MovieChat Forums > The Other Boleyn Girl (2003) Discussion > Another vehicle for Gregory's inventions...

Another vehicle for Gregory's inventions?


I enjoyed this production, but the feminist writer Phillipa Gregory sure loves her inventions?

Anne did commit incest with her brother (one of the actual trumped-up charges against her) so she could be pregnant and not executed by Henry, as George's jealous wife Jane Parker alledgedly related?

reply

It is a fictional story based on factual events.

Its no point getting worked up about what is true and what is not.

Its that man again!!

reply

Very convenient for Phillipa and others that always show up on History TV docs under the guise of "Historian".

reply

'Very convenient for Phillipa and others that always show up on History TV docs under the guise of "Historian"'


Very true!

Its that man again!!

reply

This is terrible. I thought I'd seen it before and didn't recall how bad it was, but now realise I saw the later remake, which was better than this.

Not only is the quality of the transfer awful, but the acting, casting, everything is bad.

"Anne did commit incest with her brother (one of the actual trumped-up charges against her) so she could be pregnant"

This is why I was (so I thought) rewatching it. In addition to just having seen The Last Days of Anne Boleyn. I was thinking about that point and while I'd never believed it, wondered if there could have been some truth to it.

If Anne's very life were on the line, and she knew she couldn't get pregnant by Henry, is it possible she became so desperate as to have sex with George, however repugnant it would have been to them both, because she knew she could absolutely trust her own brother to keep this secret to his grave and *had* to get pregnant somehow?? I don't know. Put in that light, I suppose it's possible.

On another note, while Jared Harris is a fine actor, wow is he ever miscast as charismatic Henry. At this point in his life he was charismatic, witty, accomplished, admired and loved by all accounts, regardless of what he became later on.
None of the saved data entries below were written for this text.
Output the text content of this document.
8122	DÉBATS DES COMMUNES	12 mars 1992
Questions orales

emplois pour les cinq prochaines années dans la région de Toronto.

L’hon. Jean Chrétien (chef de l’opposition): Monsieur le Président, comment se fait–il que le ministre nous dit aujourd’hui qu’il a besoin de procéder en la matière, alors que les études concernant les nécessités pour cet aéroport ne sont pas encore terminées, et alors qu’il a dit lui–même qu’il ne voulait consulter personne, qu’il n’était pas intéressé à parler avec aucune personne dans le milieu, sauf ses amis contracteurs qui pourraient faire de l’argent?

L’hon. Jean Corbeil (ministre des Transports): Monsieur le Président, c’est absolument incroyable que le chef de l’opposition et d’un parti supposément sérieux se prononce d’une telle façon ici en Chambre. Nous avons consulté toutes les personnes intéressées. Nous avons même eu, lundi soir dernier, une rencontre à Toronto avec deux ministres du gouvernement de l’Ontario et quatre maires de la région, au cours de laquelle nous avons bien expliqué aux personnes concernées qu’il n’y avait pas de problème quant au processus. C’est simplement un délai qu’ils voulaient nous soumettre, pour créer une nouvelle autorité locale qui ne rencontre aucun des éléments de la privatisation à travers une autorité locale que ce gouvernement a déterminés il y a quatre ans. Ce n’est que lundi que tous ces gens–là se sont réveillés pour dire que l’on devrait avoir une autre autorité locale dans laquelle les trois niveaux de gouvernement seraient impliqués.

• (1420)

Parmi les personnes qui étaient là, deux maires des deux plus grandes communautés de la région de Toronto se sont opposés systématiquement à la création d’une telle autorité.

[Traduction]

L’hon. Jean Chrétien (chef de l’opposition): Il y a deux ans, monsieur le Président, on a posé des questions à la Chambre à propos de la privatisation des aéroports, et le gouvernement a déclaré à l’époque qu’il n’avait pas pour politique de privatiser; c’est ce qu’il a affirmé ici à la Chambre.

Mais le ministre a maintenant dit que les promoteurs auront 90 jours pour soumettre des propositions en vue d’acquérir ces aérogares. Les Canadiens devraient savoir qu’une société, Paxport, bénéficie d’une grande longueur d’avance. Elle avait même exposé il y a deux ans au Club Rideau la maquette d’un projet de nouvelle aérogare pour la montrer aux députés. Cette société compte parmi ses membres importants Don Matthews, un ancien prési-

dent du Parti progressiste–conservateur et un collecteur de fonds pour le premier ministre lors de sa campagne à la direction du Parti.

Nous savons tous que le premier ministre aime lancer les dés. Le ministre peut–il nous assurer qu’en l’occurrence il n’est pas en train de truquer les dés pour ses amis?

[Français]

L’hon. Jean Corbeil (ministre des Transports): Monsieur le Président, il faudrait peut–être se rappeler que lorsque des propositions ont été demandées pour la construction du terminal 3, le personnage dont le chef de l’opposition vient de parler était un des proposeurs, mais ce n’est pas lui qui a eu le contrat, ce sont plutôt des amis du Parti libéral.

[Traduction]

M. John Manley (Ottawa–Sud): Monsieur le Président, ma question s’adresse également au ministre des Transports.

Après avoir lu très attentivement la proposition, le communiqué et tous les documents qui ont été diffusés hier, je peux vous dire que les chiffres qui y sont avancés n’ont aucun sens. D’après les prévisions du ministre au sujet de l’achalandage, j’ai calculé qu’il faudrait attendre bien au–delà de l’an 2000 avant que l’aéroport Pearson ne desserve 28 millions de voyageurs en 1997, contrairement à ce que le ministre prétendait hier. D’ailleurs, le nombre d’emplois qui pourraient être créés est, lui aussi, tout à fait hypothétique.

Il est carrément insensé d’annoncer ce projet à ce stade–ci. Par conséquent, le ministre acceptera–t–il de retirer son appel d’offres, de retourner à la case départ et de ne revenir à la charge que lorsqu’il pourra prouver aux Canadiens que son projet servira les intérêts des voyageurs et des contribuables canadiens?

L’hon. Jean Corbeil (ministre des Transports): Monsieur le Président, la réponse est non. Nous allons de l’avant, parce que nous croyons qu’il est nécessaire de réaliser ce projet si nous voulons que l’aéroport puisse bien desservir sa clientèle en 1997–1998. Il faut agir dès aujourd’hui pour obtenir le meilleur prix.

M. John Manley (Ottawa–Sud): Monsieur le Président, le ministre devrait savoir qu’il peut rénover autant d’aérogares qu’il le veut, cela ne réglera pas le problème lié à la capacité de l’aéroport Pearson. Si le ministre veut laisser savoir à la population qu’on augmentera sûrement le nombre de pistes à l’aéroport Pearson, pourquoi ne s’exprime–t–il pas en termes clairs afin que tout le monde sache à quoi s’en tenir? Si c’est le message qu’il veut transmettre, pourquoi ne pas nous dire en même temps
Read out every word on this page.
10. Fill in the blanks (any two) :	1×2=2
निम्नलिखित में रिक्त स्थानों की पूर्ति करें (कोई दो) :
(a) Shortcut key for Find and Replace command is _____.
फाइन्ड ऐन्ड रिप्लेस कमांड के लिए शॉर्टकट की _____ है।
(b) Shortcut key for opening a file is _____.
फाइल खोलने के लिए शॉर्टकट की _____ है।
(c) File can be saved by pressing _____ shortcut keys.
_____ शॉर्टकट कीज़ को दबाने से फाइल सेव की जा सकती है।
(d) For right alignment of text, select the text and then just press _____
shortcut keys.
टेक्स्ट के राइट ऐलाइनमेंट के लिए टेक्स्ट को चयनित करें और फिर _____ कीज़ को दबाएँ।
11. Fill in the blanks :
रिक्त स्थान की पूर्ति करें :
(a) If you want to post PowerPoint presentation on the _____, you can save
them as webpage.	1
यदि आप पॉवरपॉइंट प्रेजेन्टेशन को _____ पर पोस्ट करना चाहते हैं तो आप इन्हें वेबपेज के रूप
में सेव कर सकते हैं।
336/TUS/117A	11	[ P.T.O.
The woman who plays Mary is fine, but similarly those cast as Anne and George are poorly cast, and written even worse.

I'm only 20 minutes in and it's so bad I'm going to have to bail.

reply

I'm just trying to imaging getting it up for my own sister, knowing that if I couldn't we'd both be marching to the chopping block, and if I did, we'd probably be marching to the chopping block anyway, and if we were caught, we'd definitely be marching to the chopping block!

Talk about as dick-wilter!


reply

I thought of that -- the d!ck-wilting problem. Nothing about this scenario is exactly a turn-on, is it?

George wasn't in danger of losing his head, so if this is true, he'd have done it to save Anne, and to preserve their family's power. It was normal for him to come visit her, unattended, in her chambers, so there would have been opportunity with very little chance of discovery.

If it's true, it's just as horrific in an entirely different way as the choice in Sophie's Choice. I'd always written this off as pure fabrication on the part of Cromwell, trying to make Anne look as shockingly awful as possible. So it was only after watching the later version of The Other Boleyn Girl which played out this theory, that I seriously thought about it.

OTOH, The Last Days of Anne Boleyn theorises everything was just peachy between Anne and Henry until two weeks prior to her death, and at that point everything went pear-shaped because Anne was conspired against.

Who knows what the truth is? It's frustrating to not be able to suss out what really happened, but there is only so much source material out there, and a whole lot of theories.

reply

I've always assumed that Anne B. was innocent of all the charges brought against her, and that Phillippa Gregory is even less reliable than Anne's accusers. Her real crime was to disappoint Henry, but in those days England had enough rule of law that he had to invent charges and put her through a show trial, he couldn't just yell "Off with her head!". That's how much the law meant to Henry and his courtiers.

Of course I'm not 100% sure, nobody can be 100% sure about events that took place centuries ago, no matter how well documented. But I am 100% sure that Gregory didnt rely on original documentation when writing her book, she made stuff up.

reply

I wandered off on one fact-searching aspect of Anne or another, and went down the usual internet rabbit hole along the way.

Yes, I've always assumed the same about Anne. I don't know much about Phillippa Gregory, save once I tried reading one of her historical novels, and didn't get very far. I don't think much of her as a writer, or a "historian." It might have been The Other Boleyn Girl I tried to read.

It's clear she has a dim view of Anne, in ways that go against what is known about her, so it's not surprising to hear she made things up.

What I found was a letter from Anne to Henry, purported to be the last one she wrote him, not long after she'd been imprisoned. It's rather impressive. She pleads with him that if he's determined to mete out punishment for things she's innocent of, to punish only her, and not the accused men, who are also innocent.

She also swore on her immortal soul, shortly before her execution, she was innocent of all she was accused of. People forget she was a sincerely religious person, and I don't think she'd have risked her immortal soul right before death, if she wasn't innocent. Not even for Elizabeth and her family.